The defendant maintains that the Commonwealth did not prove beyond a reasonable doubt that he was engaged in a joint venture with Kevin Disley. In that context, the only question that requires serious attention is whether the defendant “acted with knowledge of the ․ robbery and an intent to assist in committing the crime.” Commonwealth v. Giang, 402 Mass. 604, 608, 524 N.E.2d 383 (1988). See Commonwealth v. Amaral, 13 Mass.App.Ct. 238, 241-242, 431 N.E.2d 941 (1982).
Although the evidence is not overwhelming, I think the jury could infer, beyond a reasonable doubt, that the defendant had advance knowledge of what Disley was going to do,1 and that he stood by ready to assist Disley if necessary by remaining in a tree line above the rear of the residence as a lookout, inferably listening for sounds2 while Disley twice entered the house, on one occasion returning with a “bulging” bag, and subsequently departing with Disley. Compare Commonwealth v. Fuentes, 45 Mass.App.Ct. 934, 935-936, 702 N.E.2d 814 (1998). Contrast Commonwealth v. Lombard, 419 Mass. 585, 590, 646 N.E.2d 400 (1995). “[I]f one is, by agreement, in a position to render aid, he is an abettor even if he does not participate in the actual perpetration of the crime․” Commonwealth v. Costa, 407 Mass. 216, 224-225, 552 N.E.2d 106 (1990). See Commonwealth v. Conroy, 333 Mass. 751, 755, 133 N.E.2d 246 (1956); Commonwealth v. Lafayette, 40 Mass.App.Ct. 534, 537, 665 N.E.2d 1025 (1996). See also Commonwealth v. Caramanica, 49 Mass.App.Ct. 376, 381, 729 N.E.2d 656 (2000), and cases cited therein. The evidence, and reasonable inferences drawn therefrom, as to participation as a joint venturer, need not be compelling, only permissible. Commonwealth v. Murphy, 31 Mass.App.Ct. 901, 903, 574 N.E.2d 412 (1991). Here, “the jury could believe a part and disbelieve a part of the defendant's statements without distorting or mutilating any integral portion of the statements.” Commonwealth v. McInerney, 373 Mass. 136, 144, 365 N.E.2d 815 (1977). With this in mind, I conclude that there was sufficient evidence that the defendant actively participated as a lookout to take the case to the jury. See Commonwealth v. Mendes, 46 Mass.App.Ct. 581, 588-589, 708 N.E.2d 117 (1999). See also Commonwealth v. Pringle, 22 Mass.App.Ct. 746, 750, 498 N.E.2d 131 (1986); Commonwealth v.
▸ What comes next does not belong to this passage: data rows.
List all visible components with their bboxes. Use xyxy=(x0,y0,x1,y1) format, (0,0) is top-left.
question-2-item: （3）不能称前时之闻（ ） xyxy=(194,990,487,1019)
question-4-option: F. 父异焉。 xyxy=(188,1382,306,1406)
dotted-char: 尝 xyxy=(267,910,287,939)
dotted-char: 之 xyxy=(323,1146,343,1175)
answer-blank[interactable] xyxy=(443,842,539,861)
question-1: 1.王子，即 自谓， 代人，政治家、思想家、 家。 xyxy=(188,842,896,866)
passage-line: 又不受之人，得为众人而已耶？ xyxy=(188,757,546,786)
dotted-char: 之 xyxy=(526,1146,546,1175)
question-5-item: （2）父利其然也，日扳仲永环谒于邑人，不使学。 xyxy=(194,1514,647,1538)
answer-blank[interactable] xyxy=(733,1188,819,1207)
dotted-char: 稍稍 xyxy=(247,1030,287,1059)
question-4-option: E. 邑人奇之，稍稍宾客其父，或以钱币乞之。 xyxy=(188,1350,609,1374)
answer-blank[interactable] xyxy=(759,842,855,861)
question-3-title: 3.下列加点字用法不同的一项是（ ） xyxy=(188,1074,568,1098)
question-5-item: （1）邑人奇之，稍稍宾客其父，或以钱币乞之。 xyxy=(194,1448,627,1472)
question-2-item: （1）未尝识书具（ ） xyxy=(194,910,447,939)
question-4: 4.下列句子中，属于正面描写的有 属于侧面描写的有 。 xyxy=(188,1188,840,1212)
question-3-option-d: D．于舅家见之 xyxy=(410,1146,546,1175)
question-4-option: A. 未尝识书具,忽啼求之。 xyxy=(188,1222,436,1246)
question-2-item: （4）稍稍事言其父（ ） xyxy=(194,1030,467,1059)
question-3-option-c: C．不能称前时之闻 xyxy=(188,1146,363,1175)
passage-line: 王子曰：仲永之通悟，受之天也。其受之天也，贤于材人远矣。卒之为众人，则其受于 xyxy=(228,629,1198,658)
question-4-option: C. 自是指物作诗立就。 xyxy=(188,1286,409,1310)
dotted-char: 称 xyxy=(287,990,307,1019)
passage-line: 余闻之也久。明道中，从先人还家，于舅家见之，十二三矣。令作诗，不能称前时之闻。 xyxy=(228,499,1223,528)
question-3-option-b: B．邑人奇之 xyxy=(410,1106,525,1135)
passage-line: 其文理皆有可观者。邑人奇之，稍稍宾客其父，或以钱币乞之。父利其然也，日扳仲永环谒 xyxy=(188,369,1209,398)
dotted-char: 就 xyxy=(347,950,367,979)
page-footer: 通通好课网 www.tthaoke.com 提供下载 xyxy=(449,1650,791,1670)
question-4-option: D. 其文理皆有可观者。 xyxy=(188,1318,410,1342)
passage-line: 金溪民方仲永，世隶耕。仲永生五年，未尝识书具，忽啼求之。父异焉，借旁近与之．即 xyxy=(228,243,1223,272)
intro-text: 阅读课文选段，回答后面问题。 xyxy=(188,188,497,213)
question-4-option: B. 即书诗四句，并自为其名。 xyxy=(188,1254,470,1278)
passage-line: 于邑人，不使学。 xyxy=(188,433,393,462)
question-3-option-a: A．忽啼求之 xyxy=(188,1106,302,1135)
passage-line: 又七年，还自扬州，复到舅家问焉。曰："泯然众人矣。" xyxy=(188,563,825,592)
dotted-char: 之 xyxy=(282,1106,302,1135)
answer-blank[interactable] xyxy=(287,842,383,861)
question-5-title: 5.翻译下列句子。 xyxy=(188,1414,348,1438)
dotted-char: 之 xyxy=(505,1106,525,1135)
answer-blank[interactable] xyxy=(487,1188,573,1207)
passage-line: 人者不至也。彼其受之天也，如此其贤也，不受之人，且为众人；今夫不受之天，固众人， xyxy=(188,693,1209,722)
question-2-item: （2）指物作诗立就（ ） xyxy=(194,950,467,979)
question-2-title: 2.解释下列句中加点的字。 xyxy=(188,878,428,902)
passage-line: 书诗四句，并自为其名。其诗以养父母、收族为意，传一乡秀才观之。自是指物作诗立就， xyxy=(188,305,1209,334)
Fuentes, 45 Mass.App.Ct. at 935-936, 702 N.E.2d 814.
1. Larceny of property over $250 was dismissed. There was a not guilty verdict on the malicious distribution of property over $250 charge.
2. The homeowner, Cheryl Kaczmarski, testified that a blue duffle bag that she had left on a chair was missing.
1. Indeed, upon a careful reading, I would characterize the defendant's recorded statements to the police as redolent of his knowledge of the mischief afoot, recognizing, however, that presence and knowledge, without more, are not enough to establish joint venture liability.
2. I am hard pressed to fathom any innocent basis for Disley's inquiry (between entries into the house) to the defendant whether “he heard a dog [or dogs] barking.”